2015 Performance Incentive Plan. On June 26, 2015, we adopted our 2015 Performance Incentive Plan, or the 2015 Plan, to provide an additional means to attract, motivate, retain and reward selected employees and other eligible persons.  Our stockholders approved the plan on September 21, 2015.  Employees, officers, directors and consultants that provide services to us or one of our subsidiaries may be selected to receive awards under the 2015 Plan.

 

Our board of directors, or one or more committees appointed by our board or another committee (within delegated authority), administers the 2015 Plan.  The administrator of the 2015 Plan has broad authority to:

     
  select participants and determine the types of awards that they are to receive;
     
  determine the number of shares that are to be subject to awards and the terms and conditions of awards, including the price (if any) to be paid for the shares or the award and establish the vesting conditions (if applicable) of such shares or awards;
     
  cancel, modify or waive our rights with respect to, or modify, discontinue, suspend or terminate any or all outstanding awards, subject to any required consents;
     
  construe and interpret the terms of the 2015 Plan and any agreements relating to the Plan;
     
  accelerate or extend the vesting or exercisability or extend the term of any or all outstanding awards subject to any required consent;
     
  subject to the other provisions of the 2015 Plan, make certain adjustments to an outstanding award and authorize the termination, conversion, substitution or succession of an award; and
     
  allow the purchase price of an award or shares of our common stock to be paid in the form of cash, check or electronic funds transfer, by the delivery of previously-owned shares of our common stock or by a reduction of the number of shares deliverable pursuant to the award, by services rendered by the recipient of the award, by notice and third party payment or cashless exercise on such terms as the administrator may authorize or any other form permitted by law.

 

As of December 31, 2017, a total of 31,831 shares of our common stock was authorized for issuance with respect to awards granted under the 2015 Plan. The share limit will automatically increase on the first trading day in January of each year by an amount equal to lesser of (i) 7.5% of the total number of outstanding shares of our common stock on the last trading day in December in the prior year, (ii) such lesser number as determined by our board of directors.

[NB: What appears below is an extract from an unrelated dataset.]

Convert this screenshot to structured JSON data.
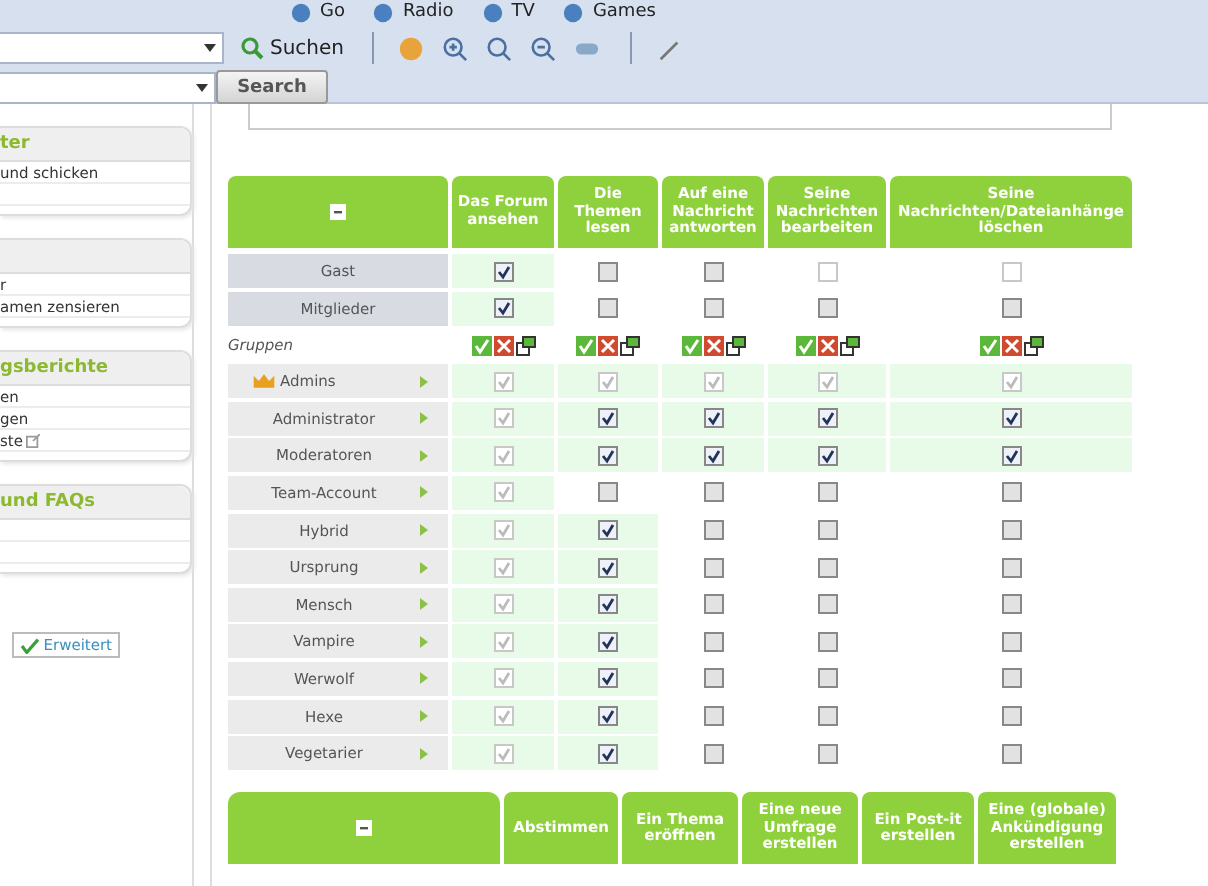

As a result, on January 1, 2018, the number of shares authorized for issuance under the 2015 Plan increased by 736,537 shares.  In addition, the number of available shares will include any shares that are currently subject to awards under our 2012 Plan but that are not issued due to their forfeiture, cancellation or other settlement. Any shares subject to awards that are not paid, delivered or exercised before they expire or are canceled or terminated, or fail to vest, as well as shares used to pay the purchase or exercise price of awards or related tax withholding obligations, will become available for other award grants under the 2015 Plan. As of December 31, 2017, stock grants of an aggregate of 19,389 shares have been made under the 2015 Plan, and 14,906 shares authorized under the 2015 Plan remained available for award purposes.

 

Awards under the 2015 Plan may be in the form of incentive or nonqualified stock options, stock appreciation rights, stock bonuses, restricted stock, stock units and other forms of awards including cash awards.  The administrator may also grant awards under the plan that are intended to be performance-based awards within the meaning of Section 162(m) of the U.S. Internal Revenue Code. Awards under the plan generally will not be transferable other than by will or the laws of descent and distribution, except that the plan administrator may authorize certain transfers.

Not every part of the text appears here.